When the smallness of the Church is not insignificant
Andrea Tornielli
On Saturday, Pope Francis spoke to the Church of Greece about the value of smallness, because being a small Church - as in the case of the Catholic flock of this country - makes it an eloquent sign of the Gospel. The God announced by Jesus chooses the little ones and the poor, He reveals Himself in the desert and not in the palaces of power. The Church, not only the Greek one, is being asked not to boast and pursue big numbers, but to abandon the wordly desire of wanting to be important and a relevant global player.
However, Pope Francis also explained that being small is not the same as being insignificant. Being a yeast that ferments silently hidden “within the dough of the world” is indeed the opposite of resigning to a quiet life moved by inertia. As a way forward, the Pope indicates the path of openness to the others, of service, accompaniment, listening, and of concrete witness of closeness to everyone: this is the opposite of a withdrawn Church that does not come out of her shell and is complacent with her own smallness.
Faced with secularization and the difficulties Christians are confronted with today in transmitting their faith, we might be tempted to close up, trying to create perfect communities that withdraw from the world to preserve their small, or very small, flock, waiting for the storm to pass, looking with nostalgia to a past that no longer exists.
On the other hand, another real risk today is that of hyperactivity: we might be tempted to invest all our energies in missionary strategies, thinking that proclamation, witness, and even conversion are not fruits of the Spirit we should give space to, but the result of our skills and protagonism. As a consequence – and, unfortunately, this happens more and more often in our digital age – the risk is that the evangelizer and his ruses rather than the Gospel and its Protagonist become the focus evangelization. Indeed, we need to leave space to the Protagonist: this is the real meaning of conversion as a metanoia, a change of mentality in light of the Gospel.

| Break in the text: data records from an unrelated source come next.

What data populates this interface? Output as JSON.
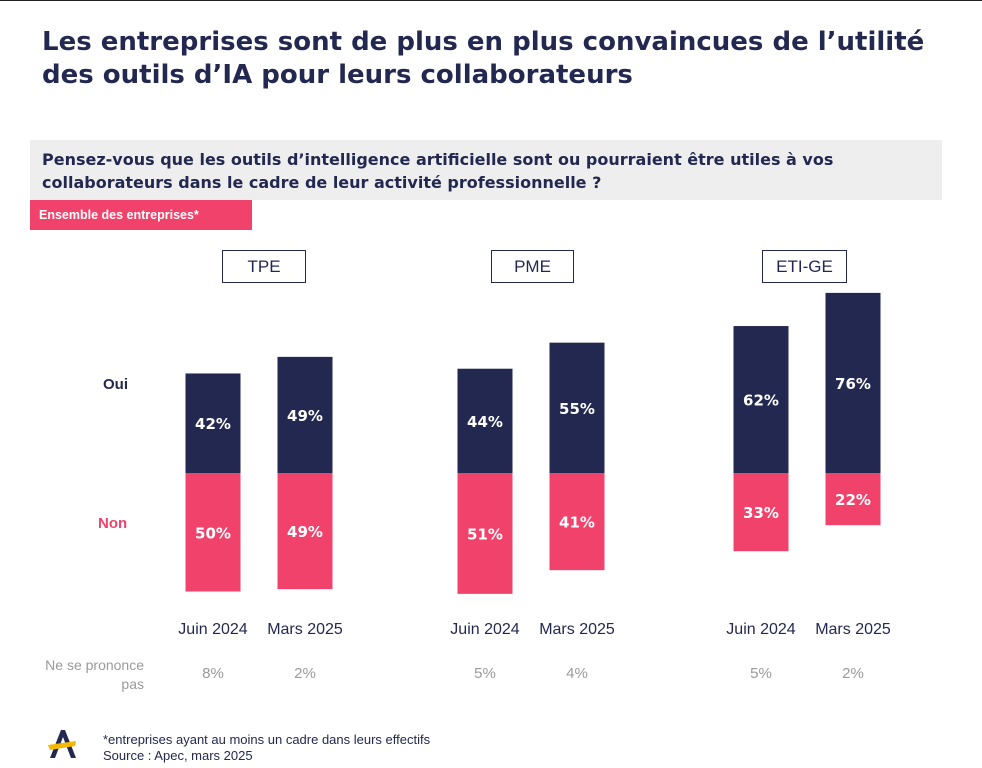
{
  "title_line1": "Les entreprises sont de plus en plus convaincues de l’utilité",
  "title_line2": "des outils d’IA pour leurs collaborateurs",
  "question_line1": "Pensez-vous que les outils d’intelligence artificielle sont ou pourraient être utiles à vos",
  "question_line2": "collaborateurs dans le cadre de leur activité professionnelle ?",
  "badge": "Ensemble des entreprises*",
  "row_labels": {
    "oui": "Oui",
    "non": "Non"
  },
  "nsp_label_line1": "Ne se prononce",
  "nsp_label_line2": "pas",
  "footnote": "*entreprises ayant au moins un cadre dans leurs effectifs",
  "source": "Source : Apec, mars 2025",
  "colors": {
    "navy": "#232850",
    "pink": "#f0426a",
    "grey": "#9a9a9a"
  },
  "chart_data": {
    "type": "bar",
    "stacked": "diverging",
    "unit": "%",
    "groups": [
      {
        "name": "TPE",
        "categories": [
          "Juin 2024",
          "Mars 2025"
        ],
        "series": [
          {
            "name": "Oui",
            "values": [
              42,
              49
            ]
          },
          {
            "name": "Non",
            "values": [
              50,
              49
            ]
          },
          {
            "name": "Ne se prononce pas",
            "values": [
              8,
              2
            ]
          }
        ]
      },
      {
        "name": "PME",
        "categories": [
          "Juin 2024",
          "Mars 2025"
        ],
        "series": [
          {
            "name": "Oui",
            "values": [
              44,
              55
            ]
          },
          {
            "name": "Non",
            "values": [
              51,
              41
            ]
          },
          {
            "name": "Ne se prononce pas",
            "values": [
              5,
              4
            ]
          }
        ]
      },
      {
        "name": "ETI-GE",
        "categories": [
          "Juin 2024",
          "Mars 2025"
        ],
        "series": [
          {
            "name": "Oui",
            "values": [
              62,
              76
            ]
          },
          {
            "name": "Non",
            "values": [
              33,
              22
            ]
          },
          {
            "name": "Ne se prononce pas",
            "values": [
              5,
              2
            ]
          }
        ]
      }
    ]
  }
}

The smallness Pope Francis refers to is therefore a gift. It is being aware that without the Lord we can do nothing and that it is God who precedes us, converts, supports, changes. And this awareness is also precious for the Churches that are still numerically significant: the opportunity offered by the synodal path that has just begun can help the Christian communities to free themselves from the snares of bureaucracy, clericalism, institutionalism, to build, or rebuild, a fabric of human relationships, in which witness flourishes.